Bild: Jan Stöß, alter und neuer Landeschef der SPD, am Samstag.
Jan Stöß hatte es nicht leicht an diesem Samstag. Der Landesvorsitzende der
SPD war der zweite wichtige Redner im Neuköllner Hotelbunker Estrel: Die
Parteitagsregie hatte ihm wegen des laufenden Europawahlkampfs Felipe
Gonzáles vor die Nase gesetzt, den ehemaligen spanischen
Ministerpräsidenten und Weggefährten Willy Brandts (Letzterer war, wie am
Samstag gern betont wurde, einst Chef des Kreisverbands Wilmersdorf).
Gonzáles redete, wie alte Männer dieser Generation halt reden: mit Pathos,
Leidenschaft, von Visionen von einem solidarischen Europa, dem so wichtigen
Kampf gegen den Neokonservatismus und die Macht der Finanzmärkte, den
überzeugte Sozialdemokraten eben führen sollten. Man merkte: Gonzáles kommt
aus einem Land mit einer Jugendarbeitslosigkeit von über 50 Prozent. Für
ihn muss die soziale Lage vor den Türen des Tagungshotels fast paradiesisch
anmuten.
Kurz danach trat Jan Stöß ans Pult. Motto seiner Rede: „Wenn wir uns selbst
nicht manchmal loben, machen es die anderen auch nicht.“
Der 40-Jährige sprach nicht schlecht, nur sagte er nicht viel, sondern
lobpreiste vor allem alle, die irgendwas für die Berliner SPD tun: den
Regierenden Bürgermeister, die sozialdemokratische Senatorenriege, die
Mitglieder in den Bezirksparlamenten, die Parlamentarier im
Abgeordnetenhaus, sogar ein „Lieber Raed“ in Richtung von Fraktionschef
Raed Saleh kam ihm über die Lippen. Stöß ignorierte in seiner Rede, wie
schlecht die Partei und ihre Repräsentanten in der öffentlichen Wahrnehmung
dastehen: Umfragen der letzten Tage zufolge liegt die SPD bis zu 7
Prozentpunkte hinter dem Koalitionspartner CDU, und selbst unter
SPD-Anhängern wünscht sich nur jeder Dritte Klaus Wowereit als Regierenden
Bürgermeister über 2016 hinaus.
Stöß würde wiedergewählt werden an diesem Samstag, daran bestand schon vor
seiner Rede kein Zweifel. Es gab keinen Gegenkandidaten. Der erwähnte
Fraktionschef hatte seine Kandidatur für das Parteiamt, über die im April
zwei Wochen lang diskutiert worden war, längst abgeblasen. Die Frage
lautete also nur noch: Wie viel Prozent würde Stöß kriegen?
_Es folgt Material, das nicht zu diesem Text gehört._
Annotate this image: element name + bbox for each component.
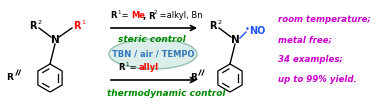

Die 68,7 Prozent Zustimmung, mit denen er nach Hause ging, sind kein
schlechtes Ergebnis angesichts des Zustands der Partei. Und man kann Stöß
auch glauben, dass er, wie er im Nachhinein sagte, sogar mit noch ein paar
Prozentpunkten weniger wohl hätte leben können. Allerdings hatte
Fraktionschef Saleh – ausgerechnet – die Messlatte zuvor deutlich höher
gelegt: „In so einer Situation antwortet die Partei immer mit
Geschlossenheit“, hatte Saleh am Freitag im taz-Interview gesagt. „Deshalb
wird Jan Stöß deutlich über 80 Prozent bekommen.“ Eine komplette
Fehleinschätzung? Ein vergiftetes Lob?
Jedenfalls war die Stimmung nach der Verkündung des Ergebnisses gedrückt,
der Applaus verhalten.
Es war anschließend – ausgerechnet – Klaus Wowereit zu verdanken, dass der
Parteitag nicht kippte. Der Regierende Bürgermeister brachte selbst den
Antrag ein, der im Sinne des rot-schwarzen Senats eine Bebauung mit
Wohnungen an den Rändern des Tempelhofer Feldes fordert. Kommenden Sonntag
ist die Abstimmung, selten war im Vorfeld eines Volksentscheids so unklar,
wie das Ergebnis aussehen könnte. Und obwohl alle Argumente des Senats für
eine Bebauung schon lange bekannt waren, erntete der 60-Jährige für seinen
vergleichsweise kurzen Auftritt „Bravo“-Rufe und am Ende Standing Ovations
des ganzen Saals.
So gern es zahlreiche SPD-Mitglieder hätten, wenn der Regierende
Bürgermeister endlich anzeigen würde, wann er denn an einen Abschied aus
dem Roten Rathaus denkt: In solchen Augenblicken hat die Berliner SPD
keinen anderen, keinen besseren, um sich selbst zu bestätigen: Wir sind
noch eine politische Größe in dieser Stadt – allen Umfragen, allen
BER-Pannen, allen fragwürdigen Auftritten Wowereits zum Trotz.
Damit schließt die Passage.